Monday, March 5, 2018

Marc-André Hamelin - Recital at the Chan

In the music world, there are pianists, and then there is Marc-André Hamelin. This incredible musician has the ability to make the most difficult, complex music sound easy, even effortless. Yesterday’s recital by the great Canadian pianist was one of the greatest feats of piano playing I had heard in a long time.

The first half of Hamelin’s recital was devoted to the music of Franz Liszt. In the opening work, the Hungarian Rhapsody No. 13 in A minor, Hamelin conveyed the improvisatory feeling of the opening measures (malinconico). It was in the vivace section that we first witnessed Hamelin’s effortless virtuosity, tossing off the runs (e molto leggiero) and the repeated notes (leggiero molto) with a lightness that was breathtaking. Hamelin’s technical abilities were so far above the challenges of the music that the closing octave and chordal passages sounded positively exhilarating.

The third work in Liszt’s Harmonies poétiques et religieuses, the Bénédiction de Dieu dans la solitude is, for me, one of the composer’s most profoundly beautiful works. In the opening, Hamelin made the awkward right hand accompaniment sound smooth and floating, at the same time projecting the gorgeous left hand melody. More importantly, the artist conveyed the spiritual core of the music. The climatic passages sounded absolutely exultant, but never forced.

The Fantasy and Fugue on the Theme B-A-C-H once again reminded us of Hamelin’s awesome command of the keyboard as well as his awareness of the architecture of the work. Under his hands, this somewhat loosely constructed work took on a logic that is sometimes missing. In the more dramatic passage, Hamelin conjured up such massive sonorities that the sound of the piano took on orchestral qualities. It reminded me of the incident when Liszt himself played his transcription of Belioz’s March to the Scaffold, from his Symphonie Fantastique. Under Liszt’s hands, the work became more effective on the piano than even the orchestra.

In all three Liszt works that made up the first half of his recital, Hamelin held the music within a tight rhythmic framework, thereby giving the music an appealing restraint and a sense of nobility.

With any Hamelin recital, there would always be the new and unexpected, and the discovery in the second half had to be Samuil Feinberg’s Sonata No. 4 in E-flat minor, Op. 6. A Russian pianist and composer who lived between the years 1890 to 1962, Feinberg’s work is stylistically reminiscent of Scriabin. A one-movement work of about 10-minute duration, there is, within that relatively short time, a myriad of moods, textures, and tempi. Once again, Hamelin was able to make sense of, or allow us to see the logic behind, this complex work. Regardless of how dense the pianistic forest is, this remarkable artist always seemed to see his way clearly through.
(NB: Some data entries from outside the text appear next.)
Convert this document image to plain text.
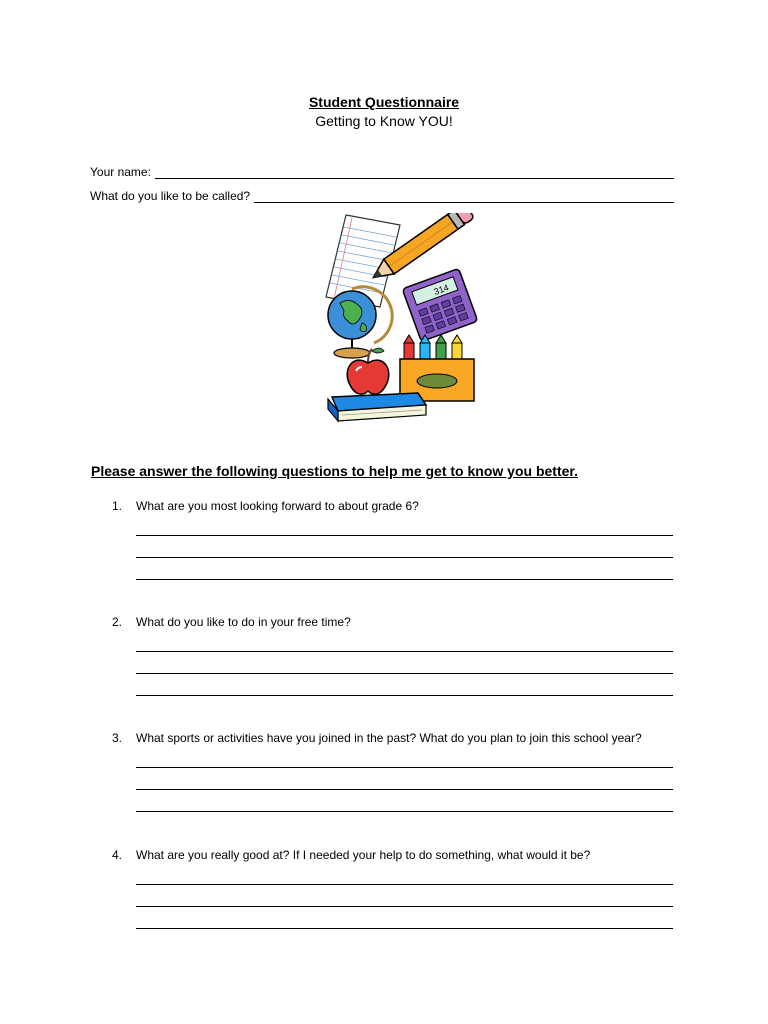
Student Questionnaire
Getting to Know YOU!
Your name:
What do you like to be called?
314
Please answer the following questions to help me get to know you better.
1. What are you most looking forward to about grade 6?
2. What do you like to do in your free time?
3. What sports or activities have you joined in the past? What do you plan to join this school year?
4. What are you really good at? If I needed your help to do something, what would it be?
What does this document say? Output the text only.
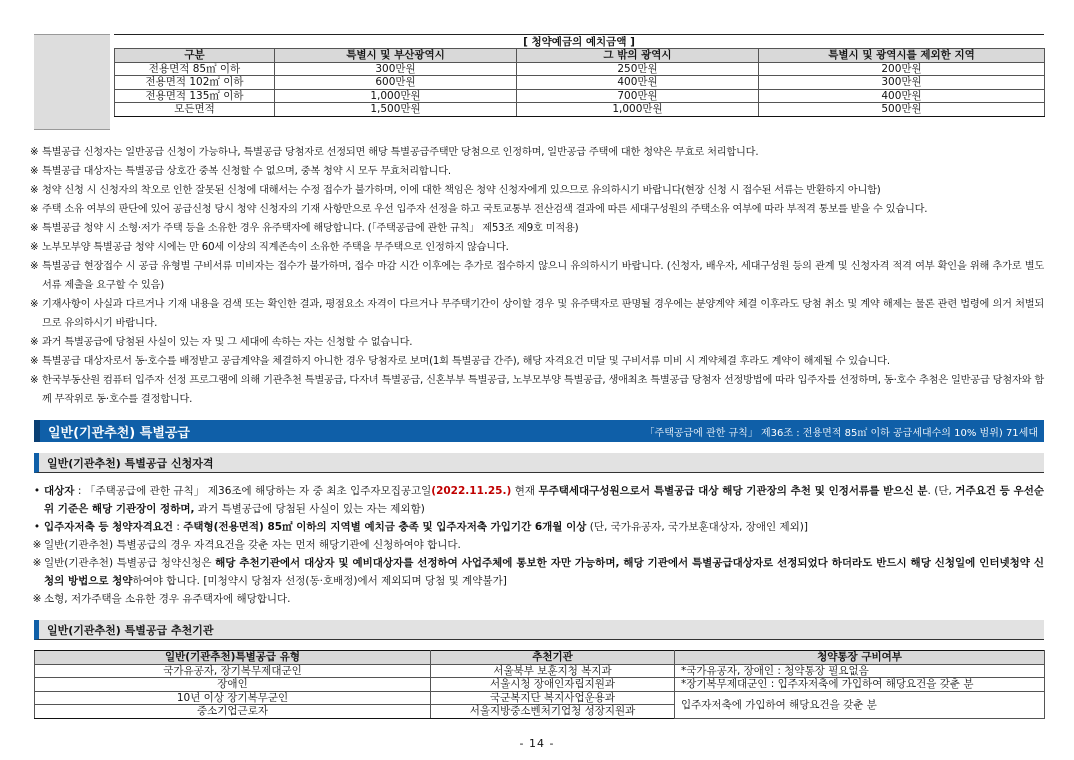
[ 청약예금의 예치금액 ]
구분	특별시 및 부산광역시	그 밖의 광역시	특별시 및 광역시를 제외한 지역
전용면적 85㎡ 이하	300만원	250만원	200만원
전용면적 102㎡ 이하	600만원	400만원	300만원
전용면적 135㎡ 이하	1,000만원	700만원	400만원
모든면적	1,500만원	1,000만원	500만원
※ 특별공급 신청자는 일반공급 신청이 가능하나, 특별공급 당첨자로 선정되면 해당 특별공급주택만 당첨으로 인정하며, 일반공급 주택에 대한 청약은 무효로 처리합니다.
※ 특별공급 대상자는 특별공급 상호간 중복 신청할 수 없으며, 중복 청약 시 모두 무효처리합니다.
※ 청약 신청 시 신청자의 착오로 인한 잘못된 신청에 대해서는 수정 접수가 불가하며, 이에 대한 책임은 청약 신청자에게 있으므로 유의하시기 바랍니다(현장 신청 시 접수된 서류는 반환하지 아니함)
※ 주택 소유 여부의 판단에 있어 공급신청 당시 청약 신청자의 기재 사항만으로 우선 입주자 선정을 하고 국토교통부 전산검색 결과에 따른 세대구성원의 주택소유 여부에 따라 부적격 통보를 받을 수 있습니다.
※ 특별공급 청약 시 소형·저가 주택 등을 소유한 경우 유주택자에 해당합니다. (「주택공급에 관한 규칙」 제53조 제9호 미적용)
※ 노부모부양 특별공급 청약 시에는 만 60세 이상의 직계존속이 소유한 주택을 무주택으로 인정하지 않습니다.
※ 특별공급 현장접수 시 공급 유형별 구비서류 미비자는 접수가 불가하며, 접수 마감 시간 이후에는 추가로 접수하지 않으니 유의하시기 바랍니다. (신청자, 배우자, 세대구성원 등의 관계 및 신청자격 적격 여부 확인을 위해 추가로 별도 서류 제출을 요구할 수 있음)
※ 기재사항이 사실과 다르거나 기재 내용을 검색 또는 확인한 결과, 평점요소 자격이 다르거나 무주택기간이 상이할 경우 및 유주택자로 판명될 경우에는 분양계약 체결 이후라도 당첨 취소 및 계약 해제는 물론 관련 법령에 의거 처벌되므로 유의하시기 바랍니다.
※ 과거 특별공급에 당첨된 사실이 있는 자 및 그 세대에 속하는 자는 신청할 수 없습니다.
※ 특별공급 대상자로서 동·호수를 배정받고 공급계약을 체결하지 아니한 경우 당첨자로 보며(1회 특별공급 간주), 해당 자격요건 미달 및 구비서류 미비 시 계약체결 후라도 계약이 해제될 수 있습니다.
※ 한국부동산원 컴퓨터 입주자 선정 프로그램에 의해 기관추천 특별공급, 다자녀 특별공급, 신혼부부 특별공급, 노부모부양 특별공급, 생애최초 특별공급 당첨자 선정방법에 따라 입주자를 선정하며, 동·호수 추첨은 일반공급 당첨자와 함께 무작위로 동·호수를 결정합니다.
일반(기관추천) 특별공급	「주택공급에 관한 규칙」 제36조 : 전용면적 85㎡ 이하 공급세대수의 10% 범위) 71세대
일반(기관추천) 특별공급 신청자격
• 대상자 : 「주택공급에 관한 규칙」 제36조에 해당하는 자 중 최초 입주자모집공고일(2022.11.25.) 현재 무주택세대구성원으로서 특별공급 대상 해당 기관장의 추천 및 인정서류를 받으신 분. (단, 거주요건 등 우선순위 기준은 해당 기관장이 정하며, 과거 특별공급에 당첨된 사실이 있는 자는 제외함)
• 입주자저축 등 청약자격요건 : 주택형(전용면적) 85㎡ 이하의 지역별 예치금 충족 및 입주자저축 가입기간 6개월 이상 (단, 국가유공자, 국가보훈대상자, 장애인 제외)]
※ 일반(기관추천) 특별공급의 경우 자격요건을 갖춘 자는 먼저 해당기관에 신청하여야 합니다.
※ 일반(기관추천) 특별공급 청약신청은 해당 추천기관에서 대상자 및 예비대상자를 선정하여 사업주체에 통보한 자만 가능하며, 해당 기관에서 특별공급대상자로 선정되었다 하더라도 반드시 해당 신청일에 인터넷청약 신청의 방법으로 청약하여야 합니다. [미청약시 당첨자 선정(동·호배정)에서 제외되며 당첨 및 계약불가]
※ 소형, 저가주택을 소유한 경우 유주택자에 해당합니다.
일반(기관추천) 특별공급 추천기관
일반(기관추천)특별공급 유형	추천기관	청약통장 구비여부
국가유공자, 장기복무제대군인	서울북부 보훈지청 복지과	*국가유공자, 장애인 : 청약통장 필요없음
장애인	서울시청 장애인자립지원과	*장기복무제대군인 : 입주자저축에 가입하여 해당요건을 갖춘 분
10년 이상 장기복무군인	국군복지단 복지사업운용과	입주자저축에 가입하여 해당요건을 갖춘 분
중소기업근로자	서울지방중소벤처기업청 성장지원과	
- 14 -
Hamelin continued the second half with Claude Debussy’s Images, Book 1. The entire performance was ravishing, in a cool, objective kind of way. It was not the kind of beauty with great splashes of colour, like a Monet or a Renoir, but one of absolute textual clarity, and an unerring evenness of touch and tone. He played Reflets dans l’eau with little of the rubato that the composer indicated. Hamelin seemed to be operating within a rather narrow range of sonorities. Even the big transition to E-flat major was somehow underplayed. That said, it was a performance that has its own logic and exquisiteness. In Hommage à Rameau, Hamelin conveyed the feeling of emptiness and nothingness in the opening of the work. He evoked beautiful sonorities from the piano in Commeneer un peu au dessous du mouvement, building the music up to its incredible climax before returning to the desolate landscape of the opening. In Mouvement, Hamelin played the triplets with the most incredible lightness and evenness that took one’s breath away. The decrescendo towards the end of the work (presque plus rien) was the most beautiful I had ever heard.

Not surprisingly, Hamelin pulled out all his pianistic stops with the final work on the programme, Leopold Godowsky’s Symphonic Metamorphosis of Wine, Women and Song. Hamelin is one of the few contemporary pianists with the courage, not to mention the superhuman pianistic chops required to play these Godowsky “reworkings” of Johann Strauss. Needless to say, the playing was both musically impeccable and pianistically stunning. My only quibble was that it was a little lacking in a sense of fun, or the feeling that he was pulling an incredible stunt (which he was).

Under the urging of the appreciative audience, he gave us what would probably have been the Vancouver premiere of his own Toccata “L’Homme armé”. Written as the commissioned piece of the 2017 Van Cliburn Competition, Hamelin’s work tests to the limit every pianist’s technical and musical ability. Throughout the recital, I had the feeling that Hamelin approaches each work with the insight of a composer. Here, we were witness to a composer giving us his take on his own composition. It was a satisfying end to an incredible afternoon of piano playing and musicianship.